Wednesday, October 8, 2008

and they all lived happily...

*le sigh* here i am. it's almost three weeks into working my 4th co-op in cincy, and i feel a little... floaty. stuck between here and there. i am back from the greatest adventure of my life thus far and am now living out the "ever after" part.

i often complain about movies that don't resolve every plot line and character completely. i want to know everyone's story until it wraps itself up to my satisfaction. i'll admit it: i love flicks like legally blonde, where each character is frozen at the end and we get to read about their "ever afters."

i am a big believer in fairy tales. you'd think i would have gotten over that after having so many of my own personal dreams smashed up, but some people never learn. there is something that entices every person in the theory of a "happily ever after."

wikitionary informs me that happily ever after is an idiom for 'Living happily until death.' Typically associated with fairy tales... there's also a list of "ending phrases" in other languages, including:
Spanish: Y vivieron felices y comieron perdices (and they lived happily and ate partridges)
Finnish: ja he elivät onnellisena elämänsä loppuun asti (and they lived happily till the end of their lives)
German: und wenn sie nicht gestorben sind, dann leben sie noch heute (and if they have not died, they are still alive today)

at the tender age (or so i am told by my elders :P) of 21, if i were at any other college i would be in the midst of my senior year, looking ahead to graduation. of course i chose the difficult route... at any rate, my peers are at this stage, and so many are making HUGE life choices that are determining their ever afters...

my personality is largely a mix of impatience and optimism, so naturally i am eager to join the rank and file of Growing Up.
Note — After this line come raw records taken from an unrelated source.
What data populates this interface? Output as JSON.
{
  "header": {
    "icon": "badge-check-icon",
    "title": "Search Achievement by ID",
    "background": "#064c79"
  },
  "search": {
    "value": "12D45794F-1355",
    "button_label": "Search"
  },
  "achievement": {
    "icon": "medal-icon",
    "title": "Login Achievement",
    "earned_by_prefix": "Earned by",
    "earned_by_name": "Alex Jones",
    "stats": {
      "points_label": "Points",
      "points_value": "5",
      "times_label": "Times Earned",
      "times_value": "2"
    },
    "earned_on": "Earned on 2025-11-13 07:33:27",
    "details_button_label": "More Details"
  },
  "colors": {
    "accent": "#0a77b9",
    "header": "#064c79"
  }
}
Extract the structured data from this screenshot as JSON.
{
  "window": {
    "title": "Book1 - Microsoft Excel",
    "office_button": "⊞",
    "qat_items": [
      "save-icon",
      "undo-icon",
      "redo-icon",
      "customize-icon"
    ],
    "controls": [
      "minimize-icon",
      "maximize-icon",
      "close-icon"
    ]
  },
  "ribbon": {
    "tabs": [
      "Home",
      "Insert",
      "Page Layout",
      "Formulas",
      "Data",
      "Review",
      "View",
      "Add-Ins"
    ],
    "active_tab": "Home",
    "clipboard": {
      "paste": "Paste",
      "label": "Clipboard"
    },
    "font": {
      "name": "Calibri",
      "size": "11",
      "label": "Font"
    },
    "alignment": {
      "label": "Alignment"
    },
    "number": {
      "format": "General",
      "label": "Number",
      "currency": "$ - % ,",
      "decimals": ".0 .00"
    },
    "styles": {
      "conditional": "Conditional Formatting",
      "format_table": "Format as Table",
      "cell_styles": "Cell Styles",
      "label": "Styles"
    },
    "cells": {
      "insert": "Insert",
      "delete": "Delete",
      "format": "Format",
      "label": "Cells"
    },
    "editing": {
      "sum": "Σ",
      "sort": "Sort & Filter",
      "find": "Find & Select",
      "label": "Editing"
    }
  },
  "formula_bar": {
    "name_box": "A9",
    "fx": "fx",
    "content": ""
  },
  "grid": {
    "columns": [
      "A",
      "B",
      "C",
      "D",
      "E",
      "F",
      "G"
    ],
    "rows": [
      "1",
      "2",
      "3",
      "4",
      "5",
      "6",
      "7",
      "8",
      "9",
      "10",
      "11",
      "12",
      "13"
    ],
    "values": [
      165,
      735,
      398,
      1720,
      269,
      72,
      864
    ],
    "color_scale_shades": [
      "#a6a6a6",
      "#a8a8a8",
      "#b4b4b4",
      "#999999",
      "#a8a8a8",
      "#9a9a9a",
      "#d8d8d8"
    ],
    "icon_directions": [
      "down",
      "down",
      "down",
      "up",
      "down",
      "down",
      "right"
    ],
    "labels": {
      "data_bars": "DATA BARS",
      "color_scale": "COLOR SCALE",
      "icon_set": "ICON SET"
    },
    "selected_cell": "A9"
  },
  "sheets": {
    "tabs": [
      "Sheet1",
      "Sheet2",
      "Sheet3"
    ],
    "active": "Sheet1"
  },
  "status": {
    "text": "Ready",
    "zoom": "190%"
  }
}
Graduation. Engagement. Wedding. Real Job (wait, i already have one of those...). House. Babies...
babies???

why is there such a procession to our 20's? i don't know. i have been asked if i am Ready For All This. i am not sure. i don't know what will trigger the switch in my brain that will magically transform me from flutterbudget to unflappable. there is a good chance it will never completely happen.

i want to live happily ever after, for the rest of my days... but i don't know why that can't be now. not necessarily in the way the rose-coulored daydream found in my picturebooks wants it to be... but it is possible, i think, to be happy... even if my life path strays somewhat from the norm. that's basically the story of my life.

and that is what i am focusing on today. and tomorrow. until i can one day look back and see how my happy ever after ended up.